Frequently Asked Questions

What did the Standing Committee on Coal, Mines and Steel discuss on 3 July 2026?
The committee, chaired by BJP MP Anurag Thakur, held deliberations with the Ministry of Steel on environmental sustainability and green initiatives in steel PSUs, and conducted a comprehensive review of RINL's financial revival, operational performance, and worker safety reforms.
What is India's Green Steel Mission?
The Green Steel Mission is a government initiative under the Ministry of Steel aimed at promoting low-carbon technologies, decarbonisation strategies, and sustainable production practices across India's steel sector.
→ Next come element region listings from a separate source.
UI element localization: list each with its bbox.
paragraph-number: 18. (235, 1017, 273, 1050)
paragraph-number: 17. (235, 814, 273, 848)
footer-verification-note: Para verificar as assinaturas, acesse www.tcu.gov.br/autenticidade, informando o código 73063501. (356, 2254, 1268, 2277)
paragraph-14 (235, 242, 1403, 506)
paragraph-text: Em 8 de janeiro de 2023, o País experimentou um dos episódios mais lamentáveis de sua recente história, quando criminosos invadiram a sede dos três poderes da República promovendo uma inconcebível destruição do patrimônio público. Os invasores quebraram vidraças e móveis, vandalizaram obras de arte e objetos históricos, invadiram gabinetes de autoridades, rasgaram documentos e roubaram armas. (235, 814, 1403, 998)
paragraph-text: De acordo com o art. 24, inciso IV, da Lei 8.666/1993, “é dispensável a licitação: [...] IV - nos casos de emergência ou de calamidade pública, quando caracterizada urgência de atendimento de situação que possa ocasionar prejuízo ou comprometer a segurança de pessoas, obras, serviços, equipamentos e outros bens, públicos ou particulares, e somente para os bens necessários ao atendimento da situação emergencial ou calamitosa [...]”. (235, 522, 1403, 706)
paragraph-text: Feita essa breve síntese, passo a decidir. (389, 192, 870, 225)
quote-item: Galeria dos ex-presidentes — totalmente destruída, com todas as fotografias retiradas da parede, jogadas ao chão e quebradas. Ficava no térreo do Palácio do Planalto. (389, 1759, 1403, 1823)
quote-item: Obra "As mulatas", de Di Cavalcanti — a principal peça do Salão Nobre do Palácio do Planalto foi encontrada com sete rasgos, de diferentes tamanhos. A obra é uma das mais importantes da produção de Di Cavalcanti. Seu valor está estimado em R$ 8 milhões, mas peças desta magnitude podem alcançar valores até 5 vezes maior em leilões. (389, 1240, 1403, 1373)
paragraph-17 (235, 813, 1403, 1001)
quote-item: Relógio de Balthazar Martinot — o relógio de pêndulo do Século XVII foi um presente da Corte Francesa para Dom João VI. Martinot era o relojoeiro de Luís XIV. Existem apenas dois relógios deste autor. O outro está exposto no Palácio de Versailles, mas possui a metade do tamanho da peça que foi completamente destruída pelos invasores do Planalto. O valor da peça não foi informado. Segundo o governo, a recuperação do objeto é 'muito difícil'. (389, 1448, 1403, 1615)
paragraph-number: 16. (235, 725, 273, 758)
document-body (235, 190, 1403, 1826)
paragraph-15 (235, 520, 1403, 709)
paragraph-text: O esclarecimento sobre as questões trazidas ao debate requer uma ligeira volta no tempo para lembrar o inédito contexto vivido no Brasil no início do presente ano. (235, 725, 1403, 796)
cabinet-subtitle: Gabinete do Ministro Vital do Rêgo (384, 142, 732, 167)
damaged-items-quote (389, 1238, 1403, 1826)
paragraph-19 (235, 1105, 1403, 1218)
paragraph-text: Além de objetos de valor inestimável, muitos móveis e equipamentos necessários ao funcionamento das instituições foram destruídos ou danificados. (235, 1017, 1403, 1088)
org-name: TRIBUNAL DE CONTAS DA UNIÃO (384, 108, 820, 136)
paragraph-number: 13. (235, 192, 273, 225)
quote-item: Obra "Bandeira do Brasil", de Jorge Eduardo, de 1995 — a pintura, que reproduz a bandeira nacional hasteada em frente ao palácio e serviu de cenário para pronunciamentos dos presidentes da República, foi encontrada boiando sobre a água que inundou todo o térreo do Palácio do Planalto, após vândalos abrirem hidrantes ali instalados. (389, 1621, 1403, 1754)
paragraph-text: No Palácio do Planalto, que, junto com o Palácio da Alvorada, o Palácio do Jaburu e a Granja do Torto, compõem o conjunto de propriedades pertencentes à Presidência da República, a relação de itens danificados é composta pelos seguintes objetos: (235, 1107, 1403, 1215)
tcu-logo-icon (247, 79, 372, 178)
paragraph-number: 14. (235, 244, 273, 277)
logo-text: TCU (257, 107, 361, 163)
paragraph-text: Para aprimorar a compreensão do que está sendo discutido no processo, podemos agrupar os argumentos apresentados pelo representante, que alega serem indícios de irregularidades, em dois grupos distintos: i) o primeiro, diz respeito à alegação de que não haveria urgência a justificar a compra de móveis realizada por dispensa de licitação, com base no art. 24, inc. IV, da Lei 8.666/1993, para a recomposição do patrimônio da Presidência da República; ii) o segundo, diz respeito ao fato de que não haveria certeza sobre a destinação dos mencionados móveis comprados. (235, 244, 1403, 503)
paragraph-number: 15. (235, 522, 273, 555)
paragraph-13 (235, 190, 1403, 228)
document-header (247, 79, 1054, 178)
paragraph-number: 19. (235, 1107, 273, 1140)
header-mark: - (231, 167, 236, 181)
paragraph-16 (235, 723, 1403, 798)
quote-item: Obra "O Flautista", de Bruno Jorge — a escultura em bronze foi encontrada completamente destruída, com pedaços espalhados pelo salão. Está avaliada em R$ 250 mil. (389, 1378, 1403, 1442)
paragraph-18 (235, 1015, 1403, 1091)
What is RINL and why is it under review?
RINL, or Rashtriya Ispat Nigam Limited, is a Navratna PSU operating the Visakhapatnam Steel Plant in Andhra Pradesh. It has faced prolonged financial stress, prompting the Parliamentary committee to review its revival plan, operational performance, and worker safety.
What is CCUS and how does it relate to India's steel sector?
CCUS stands for Carbon Capture, Utilisation and Storage — a technology that captures carbon dioxide emissions from industrial processes. The Standing Committee reviewed CCUS initiatives being explored by steel PSUs as part of India's decarbonisation strategy for the hard-to-abate steel sector.
What happens after a Parliamentary Standing Committee holds a review?
After deliberations, the committee tables a report in Parliament. The concerned ministry — in this case the Ministry of Steel — is then required to submit an action-taken reply detailing steps taken on the committee's recommendations.